— Обои́х в постелю! — закричала она. — Хай ему, что сегодня белье сменили. Растереть со спиртиком и с салом! И укрыть потепле! Чайку горяченького, вволю, сколько влезет! И пущай спять!
Деятельная ее натура не могла более выдержать, и она, вспомнив, что ни спиртику, ни сала у девчат нет, покряхтывая, побежала домой: она держала свиней и мужа, который был не дурак выпить, по какой причине и то и другое, то есть и спирт и сало, всегда водились у комендантши. Вернулась она аллюром в три креста, по крайней мере ей самой показалось, что вокруг нее только воздух посвистывает от скорости.
Обоих пострадавших раздели догола.
Генка с молчаливым озлоблением боролся с раздевавшими его девчатами, держась за свои подштанники, как за якорь спасения, боясь обнажить свой стыд, — ведь он был единственный мужчина среди этого стада девчонок. Но те уже устроили шутку из этого, и хохотали, и уговаривали, и приказывали, и сердились. Он уже стал лягаться что было силы. Тут комендантша, поняв его, отогнала девушек, погладила его своей большой, мягкой, как подушка, ладонью по тощему, как у кота, хребтику — словно от печки, от ладошки исходило ласковое тепло! — и он смирился, правда, лег все-таки на живот. Комендантша растерла его спину, приговаривая что-то, точно сыну, по так, что вся кожа его зарделась, потом, как ни морщился Генка, ему пришлось надеть чью-то женскую рубашку. Комендантша подоткнула одеяло со всех сторон, чтобы ниоткуда не дуло.

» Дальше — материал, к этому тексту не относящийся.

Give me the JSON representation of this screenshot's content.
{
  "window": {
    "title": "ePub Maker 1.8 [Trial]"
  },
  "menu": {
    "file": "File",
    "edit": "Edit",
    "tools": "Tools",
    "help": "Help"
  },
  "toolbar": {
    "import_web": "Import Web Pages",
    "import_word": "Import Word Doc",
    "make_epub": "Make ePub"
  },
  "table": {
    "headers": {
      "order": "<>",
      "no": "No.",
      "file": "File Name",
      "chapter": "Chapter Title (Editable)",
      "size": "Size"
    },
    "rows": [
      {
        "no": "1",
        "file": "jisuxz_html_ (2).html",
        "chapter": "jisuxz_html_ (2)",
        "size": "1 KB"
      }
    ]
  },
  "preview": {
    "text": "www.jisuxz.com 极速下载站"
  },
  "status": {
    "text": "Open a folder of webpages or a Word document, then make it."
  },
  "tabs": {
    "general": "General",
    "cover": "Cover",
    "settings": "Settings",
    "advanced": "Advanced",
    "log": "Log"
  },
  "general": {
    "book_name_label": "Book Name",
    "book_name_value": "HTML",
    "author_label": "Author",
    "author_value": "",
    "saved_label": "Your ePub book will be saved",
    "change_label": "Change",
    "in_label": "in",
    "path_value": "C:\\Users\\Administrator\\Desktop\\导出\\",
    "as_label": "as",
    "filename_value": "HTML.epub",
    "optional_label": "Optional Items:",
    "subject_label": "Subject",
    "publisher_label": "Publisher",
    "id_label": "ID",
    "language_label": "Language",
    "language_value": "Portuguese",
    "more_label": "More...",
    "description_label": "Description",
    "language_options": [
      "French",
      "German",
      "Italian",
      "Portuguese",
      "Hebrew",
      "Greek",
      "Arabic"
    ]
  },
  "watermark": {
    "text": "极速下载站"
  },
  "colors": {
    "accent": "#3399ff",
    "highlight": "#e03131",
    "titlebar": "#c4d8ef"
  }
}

Валька Борина взялась за Таню.
— Ох, подхватишь ты воспаление легких! — сказала она озабоченно, наморщив лоб. — Герой… А ну как никого-то на берегу не было бы больше? — задала она вопрос Тане. — Где бы твоя душа сейчас была? От, Таньча! Ох, добрая девочка!
Сначала она растерла ей живот и грудь, ноги и руки, совершенно синие от холода, щедро поливая на ладони спирт и пальцем размазывая белое густое сало по телу Тани. «Жжет?» — спрашивала она, делая свое дело, пока Таня не сказала, что уже, кажется, жжет. И тело ее стало розовым. Романисты давнего прошлого сравнивали обнаженное тело молодой женщины с утренней зарей — и, честное слово, они были не так уже не правы в этом сравнении, и тело Тани было таким, как описывали романисты давнего прошлого.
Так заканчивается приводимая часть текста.